Abstract
Introduction: Diseases caused by protozoa are one of the leading causes of death worldwide, especially in tropical regions such as Brazil. Chagas disease, leishmaniasis, and malaria are responsible for around 234 million cases and more than 400,000 deaths worldwide. Despite this scenario, drugs for these diseases have several limitations, which justifies the search for new treatments. Iron superoxide dismutase is a promising target for the drug design to treat patients with these diseases. It is a validated target and protects against oxidative stress.

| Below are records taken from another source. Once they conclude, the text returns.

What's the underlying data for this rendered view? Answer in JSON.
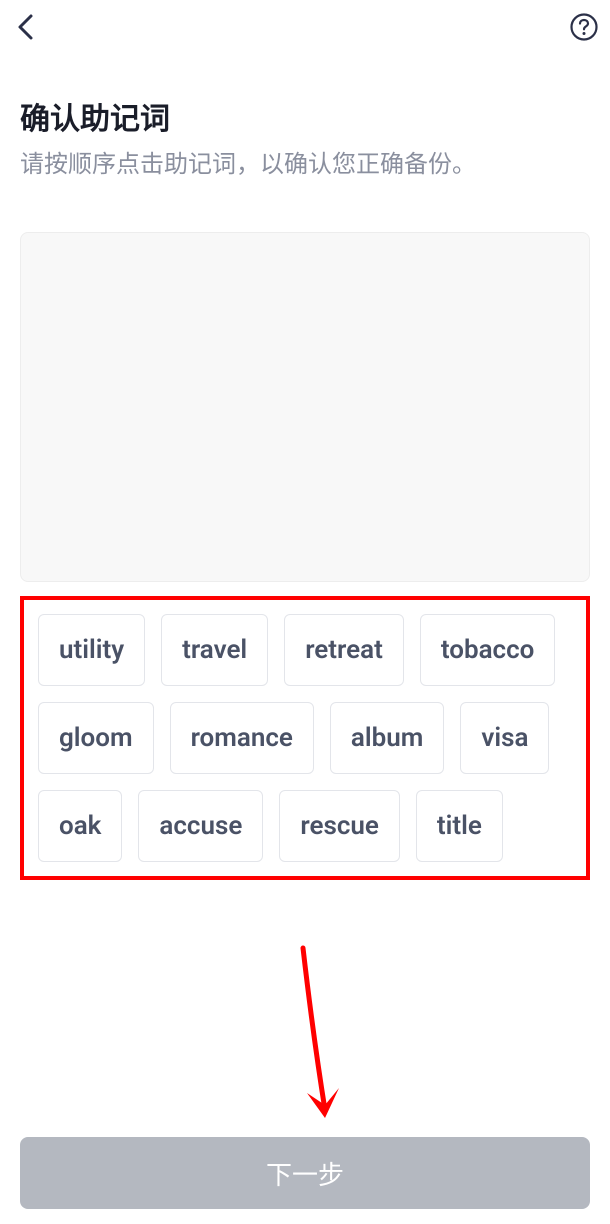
{
  "header": {
    "back_icon": "back",
    "help_icon": "help"
  },
  "title": "确认助记词",
  "subtitle": "请按顺序点击助记词，以确认您正确备份。",
  "words": [
    "utility",
    "travel",
    "retreat",
    "tobacco",
    "gloom",
    "romance",
    "album",
    "visa",
    "oak",
    "accuse",
    "rescue",
    "title"
  ],
  "next_button": "下一步",
  "colors": {
    "highlight_border": "#ff0000",
    "arrow": "#ff0000",
    "button_bg": "#b4b8c0",
    "text_primary": "#1a1d29",
    "text_secondary": "#8a8f9e",
    "chip_text": "#4a5266"
  }
}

Aim: Thus, this systematic review aimed to synthesize evidence on the importance of superoxide dismutase in the drug design to treat patients with this protozoosis.
Methods: A search was performed for in vitro and in vivo studies, without publication and language restrictions, in MEDLINE (PubMed), LILACS (BVS), Science Direct, and EMBASE (Elsevier). Studies that pointed to the relationship between the reduction or increase in superoxide dismutase activity and the diseases were included. 23 studies were selected for the qualitative synthesis.
Results: The results showed that the inhibition or reduction of the enzyme activity decreases the degree of infection and reinfection and improves the results in treating these diseases. In contrast, the increase in activity caused a high degree of survival and resistance of the parasites.
Conclusion: However, the overall quality of evidence is low and more studies with methodological rigor are provided.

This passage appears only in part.